Even more fundamentally, however, it is clear from the record that plaintiffs did, in fact, provide adequate notice of claim. As suggested previously, defendant concedes that the sole question before the court is whether plaintiffs failed to provide adequate notice of suit by neglecting to forward copies of the summons and complaint. And New York state courts clearly do not treat all excuses for failure to forward suit papers as invalid as a matter of law. Strand, 704 N.Y.S.2d at 684 (affirming trial court's determination that triable issue of fact precluded summary judgment where insured offered her reasonable belief in noncoverage as excuse for her failure to forward legal papers to her insurer); Reynolds Metal Co., 696 N.Y.S.2d at 567-68 ("In our view, plaintiff has tendered sufficient evidentiary facts to raise a material question as to whether it held a reasonable good-faith belief in noncoverage and nonliability excusing its failure to "immediately forward' the letter to defendants."); Centenniel Ins. Co. v. Hoffman, 695 N.Y.S.2d 774 (3d Dep't 1999) (reviewing lower court's determination, following trial on the matter, that defendant did not offer reasonable excuse for his failure to forward suit papers, as required by his policy).

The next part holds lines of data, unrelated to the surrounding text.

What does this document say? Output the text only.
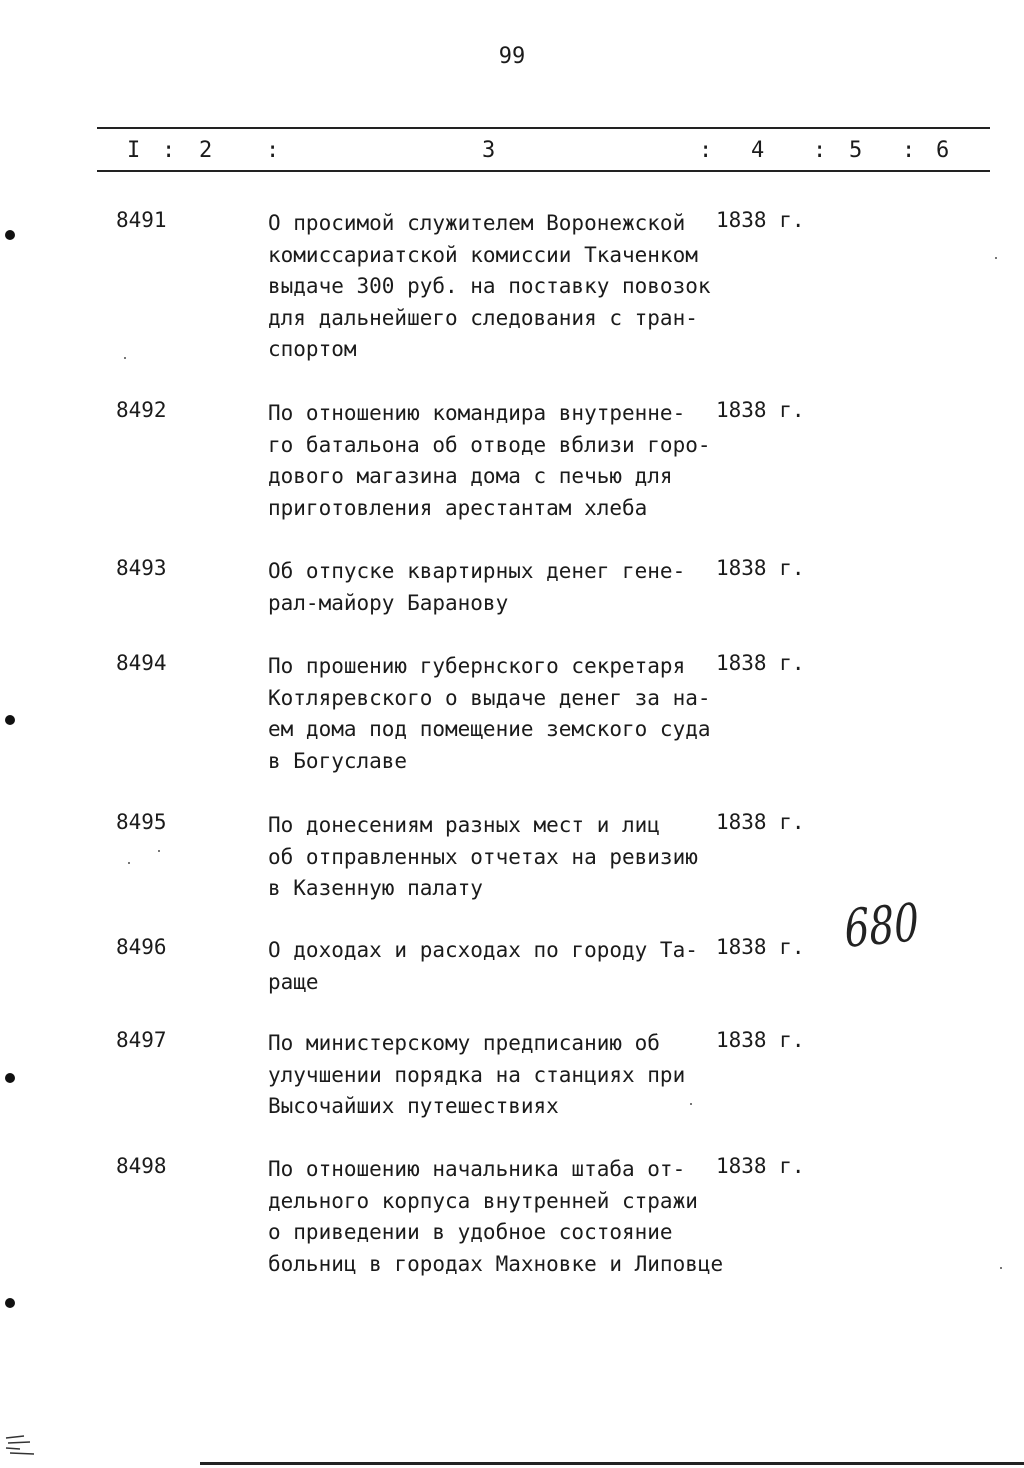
99
I : 2 :	3	: 4 : 5 : 6
8491	О просимой служителем Воронежской
комиссариатской комиссии Ткаченком
выдаче 300 руб. на поставку повозок
для дальнейшего следования с тран-
спортом
1838 г.
8492	По отношению командира внутренне-
го батальона об отводе вблизи горо-
дового магазина дома с печью для
приготовления арестантам хлеба
1838 г.
8493	Об отпуске квартирных денег гене-
рал-майору Баранову
1838 г.
8494	По прошению губернского секретаря
Котляревского о выдаче денег за на-
ем дома под помещение земского суда
в Богуславе
1838 г.
8495	По донесениям разных мест и лиц
об отправленных отчетах на ревизию
в Казенную палату
1838 г.
8496	О доходах и расходах по городу Та-
раще
1838 г.
8497	По министерскому предписанию об
улучшении порядка на станциях при
Высочайших путешествиях
1838 г.
8498	По отношению начальника штаба от-
дельного корпуса внутренней стражи
о приведении в удобное состояние
больниц в городах Махновке и Липовце
1838 г.
680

That said, the court is still convinced that the excuse offered by plaintiffs in this case is unreasonable as a matter of law. Even if the court were to accept plaintiffs' claim that they believed defendant already had the suit papers, that still would not excuse plaintiffs' failure to forward copies. The policy provision in question does not state that the obligation to forward suit papers is contingent upon whether or not the insurer has copies — the requirement is absolute. See Chicago Insurance Co. v. Halcond, 49 F. Supp.2d 312, 320 (S.D.N.Y. 1999) (Kaplan, J.) (noting that defendant's obligation to forward suit papers as soon as practicable was "unequivocal" under the terms of his insurance policy). Moreover, New York courts seem to recognize only two possible excuses for failure to forward suit papers: reasonable belief of noncoverage, and reasonable belief of nonliability. See, e.g., Reynolds Metal Co., 696 N.Y.S.2d at 568 (holding explicitly that an insured's good-faith belief of nonliability or noncoverage may excuse or explain its failure to forward suit papers "as long as the belief is reasonable under the circumstances").
If plaintiffs had failed to provide notice of suit because they believed that they were not liable for Olivera's alleged harms, or because they thought they were not covered by the insurance policy, the story might be different. But that's not what happened in this case. Plaintiffs simply failed to follow the clear and unequivocal directions in their insurance policy. As a result, summary judgment for defendant is appropriate.